A pochi giorni dall'uscita dell'album "Sine Die", la band emiliana dalle forti influenze new wave racconta in esclusiva a Rosa Selvaggia il nuovo progetto. L'intervista a seguire, e le note del comunicato stampa, tracciano in maniera molto chiara il pensiero della band, sospesa tra ricordo e futuro.


"Lavoro potente, epico, lirico e oscuro, un'ulteriore passo in avanti nell'evoluzione musicale del gruppo, che partito da un suono più tradizionale ha costantemente personalizzato il proprio mondo musicale, rendendolo più potente ed aggressivo… Liricamente il disco si struttura attraverso una serie di brani nei quali il temp o, il suo scorrere ed il suo divenire sono il motivo trainante. Come sempre intrise di poesia, le liriche vagliano da più sfaccettature questo argomento, utilizzando letteratura, sogno, magia e alchimia come strumenti di analisi di questa unità di misura dell'esistenza umana".

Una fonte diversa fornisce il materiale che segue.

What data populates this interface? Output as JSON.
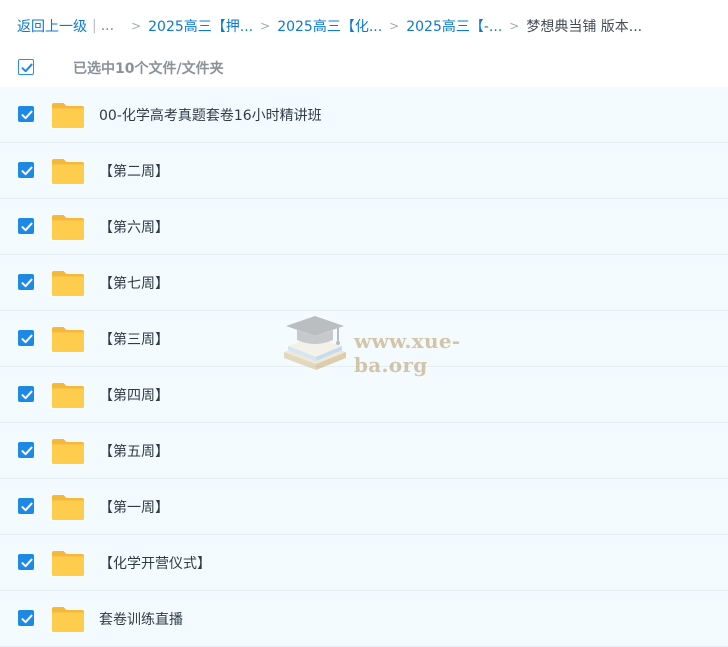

Marlat, bentornati sulle pagine di RosaSelvaggia, è un piacere ritrovarvi.
MARLAT:
E' un piacere anche per noi avere la possibilità di poter parlare della nostra nuova opera discografica. Grazie per l'attenzione che ci state dedicando!


Partiamo subito. "Sine Die" è il nuovo biglietto da visita di questo vostro marcato ritorno, a distanza di tre anni dal bellissimo "Ruvidacenere" e nato ciò che vi aspettavate? Raccontateci questo progetto: come è stato concepito, come si è sviluppato in seguito e per quale motivo avete scelto questa locuzione latina come titolo.
ALBERTO: Due anni dopo l'uscita di "Ruvidacenere", ovvero nell'estate 2014, ci siamo ritrovati con una formazione modificata e ben assestata, un live-set ben rodato e un buon numero di nuovi brani su cui lavorare. Ci sembrava il momento giusto per cominciare a concentrarci sul seguito del nostro EP, che ci aveva dato tante soddisfazioni e aperto molte porte.
L'obiettivo, com'è ovvio, era alzare l'asticella.
Ci siamo subito immersi in un meticoloso lavoro di arrangiamento e di valorizzazione di quelle che sono le nostre caratteristiche distintive, in particolare l'intreccio delle due voci ed un sound oscuro ma allo tempo stesso potente, energico e coinvolgente.
Oltre a questo, l'obiettivo principale era compiere un ulteriore passo in avanti: non volevamo semplicemente mettere in fila altri quattro, cinque pezzi, ma intendevamo dare alla stampa una vera e propria opera full length con alla base un concetto, un tema, che venisse introdotto da un incipit, chiuso da un finale, e che nel mezzo venisse sviluppato da un numero sufficiente di brani, nel nostro caso otto. Insomma, come quegli album che ci hanno fatto impazzire da ragazzini! La soluzione che meglio si sposava con questo progetto e il budget a disposizione era quella di realizzare l'intera pre-produzione nel nostro home-studio, per poi definire e amplificare il tutto in uno studio professionale adatto a questa impostazione di lavoro e in grado di dare la giusta potenza al nostro sound. La scelta è ricaduta sullo Sliver Music Studio di Parma che vanta una grande esperienza nell'ambito metal, garanzia quindi di un sound potente e incisivo.
Questa strada ci ha permesso, tra l'altro, di avere un controllo praticamente totale sul risultato finale, i cui contorni, come esclamai al primo ascolto, combacian o in modo meraviglioso con l'ombra delle idee dalle quali è nato. Siamo quindi pienamente soddisfatti del lavoro svolto e consci di avere raggiunto il nostro obiettivo, cioè fare un passo in avanti sotto tutti i punti di vista. Anzi, per molti aspetti, di passi in avanti ne abbiamo fatti almeno un paio.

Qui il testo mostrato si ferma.